Horse sense

Deborah Butterfield: Horses

Deborah Butterfield touches the neck of “Hawaii,” created largely from wood collected from beaches there. Her sculptures are images of both strength and fragility.

Deborah Butterfield touches the neck of “Hawaii,” created largely from wood collected from beaches there. Her sculptures are images of both strength and fragility.

Photo By David Robert

Deborah Butterfield stands in a gallery surrounded by her horses. Her face lights up as she describes each one. She talks about them like old family members, and in a way, they are.

“Isbelle looks so nice in that light,” she says, gesturing toward a horse sculpture made of wood and cast in bronze.

The horse has been the sole subject of Butterfield’s work for the past 34 years. Born in 1949 on the day of the Kentucky Derby, Butterfield owns 10 live horses and boards another 15 at her home in Montana.

She’s dressed all in black, her straw-colored hair cropped into bangs at her forehead, her skin lightly tan with the appearance of being no stranger to the outdoors. Her look is kind, but no-nonsense, somewhat like these tranquil animals around her, which are fashioned largely from steel.

“I’m still learning what the horses have to teach me,” she says, standing before “Palma,” named after her mother-in-law and pieced together out of a John Deere tractor, blue Ford and other found metal objects. “It’s real life. It’s not fantasy. To me, they’re my symbol of the most precious, fragile thing. … I’ve always used the horse as a symbol of death and rebirth.”

Fourteen of her works—from smaller, table-top horses to immense sculptures of wood, plant material and scrap metal—are on exhibit at the Nevada Museum of Art.

One can’t help but be drawn in by the towering horses, with their graceful lines and captivating dimensions of up to 8.5 feet high and 10.5 feet long. To stand next to one is to reclaim a childhood sense of vertigo and smallness. The viewer’s neck arches slowly upward, eyes wide in wonder.

Some of her horses appear made of driftwood, which seems destined to disintegrate. But Butterfield cast each stick in bronze at a foundry in Walla Walla, Wash., and reassembled the horse. She then applied a patina, which makes the bronze unidentifiable. The process preserves the horse and allows it to be placed outside without concern for the weather, just as Butterfield’s horse sculpture has long stood in front of the museum.

Her more industrial pieces are made of everything from farm equipment to loading dock scrap metal. Stair treads make up the belly, collar and hip of one horse. “Rondo” is welded from American steel taken from old cars. In another, rusty metal blends with chipped white paint to give the color of a palomino.

One could say Butterfield’s transition from natural wood to scrap metal illustrates the horses’ transition from wild beings to industrial animals used largely for warfare. Despite her love of horses, Butterfield compares them to the nuclear bomb. “Once the culture got horses, the whole world changed,” she says. “If you had a horse with a bad foot, you lost the war.”
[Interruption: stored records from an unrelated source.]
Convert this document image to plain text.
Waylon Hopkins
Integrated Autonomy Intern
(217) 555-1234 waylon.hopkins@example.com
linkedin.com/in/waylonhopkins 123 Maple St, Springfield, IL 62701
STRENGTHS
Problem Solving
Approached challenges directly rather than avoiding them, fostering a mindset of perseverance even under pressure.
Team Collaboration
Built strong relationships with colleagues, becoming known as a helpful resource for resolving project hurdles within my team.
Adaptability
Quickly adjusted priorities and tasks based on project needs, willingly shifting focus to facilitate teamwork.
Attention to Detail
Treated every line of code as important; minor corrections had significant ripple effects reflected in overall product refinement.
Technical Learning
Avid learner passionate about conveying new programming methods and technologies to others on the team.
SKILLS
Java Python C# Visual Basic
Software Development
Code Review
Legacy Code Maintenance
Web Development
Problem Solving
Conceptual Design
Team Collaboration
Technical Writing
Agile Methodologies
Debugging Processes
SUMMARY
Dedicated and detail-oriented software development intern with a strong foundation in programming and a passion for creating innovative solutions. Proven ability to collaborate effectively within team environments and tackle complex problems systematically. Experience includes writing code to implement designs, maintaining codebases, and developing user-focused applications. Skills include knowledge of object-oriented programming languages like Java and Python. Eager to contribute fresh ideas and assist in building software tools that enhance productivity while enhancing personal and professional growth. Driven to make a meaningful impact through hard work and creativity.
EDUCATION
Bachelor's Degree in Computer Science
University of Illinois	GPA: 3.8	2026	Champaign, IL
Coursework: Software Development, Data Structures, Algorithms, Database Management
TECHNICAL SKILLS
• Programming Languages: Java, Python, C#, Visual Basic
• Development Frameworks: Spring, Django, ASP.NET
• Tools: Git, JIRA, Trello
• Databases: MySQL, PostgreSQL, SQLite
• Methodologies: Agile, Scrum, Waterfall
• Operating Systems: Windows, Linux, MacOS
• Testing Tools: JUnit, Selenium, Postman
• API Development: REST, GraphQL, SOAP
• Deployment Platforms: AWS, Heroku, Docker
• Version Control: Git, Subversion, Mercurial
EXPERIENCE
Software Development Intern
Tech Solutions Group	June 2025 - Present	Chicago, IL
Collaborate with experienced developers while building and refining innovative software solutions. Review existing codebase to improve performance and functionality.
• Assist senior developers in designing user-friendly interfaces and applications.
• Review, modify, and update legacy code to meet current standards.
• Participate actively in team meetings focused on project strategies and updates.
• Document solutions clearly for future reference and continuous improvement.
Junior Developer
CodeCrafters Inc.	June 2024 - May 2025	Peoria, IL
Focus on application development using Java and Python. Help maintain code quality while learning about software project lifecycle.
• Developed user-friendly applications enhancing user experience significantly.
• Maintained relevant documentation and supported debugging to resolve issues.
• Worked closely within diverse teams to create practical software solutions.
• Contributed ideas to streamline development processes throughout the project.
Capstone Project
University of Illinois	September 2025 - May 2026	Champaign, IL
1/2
But there’s another reason she started using metal: Butterfield got bored. She found welding and banging on steel more interesting than collecting and assembling driftwood.

You won’t find any horses in war poses in this exhibit. Their necks are all softly bent. One imagines them in a field, flicking their tails at an occasional fly, quietly munching on hay. And yet, they are wrought of metal, speaking to their capacity for strength and even danger.

“Even the gentlest horse can kill you,” says Butterfield. “There’s an awe and respect there. It’s a fierce love; it’s not a cute love.”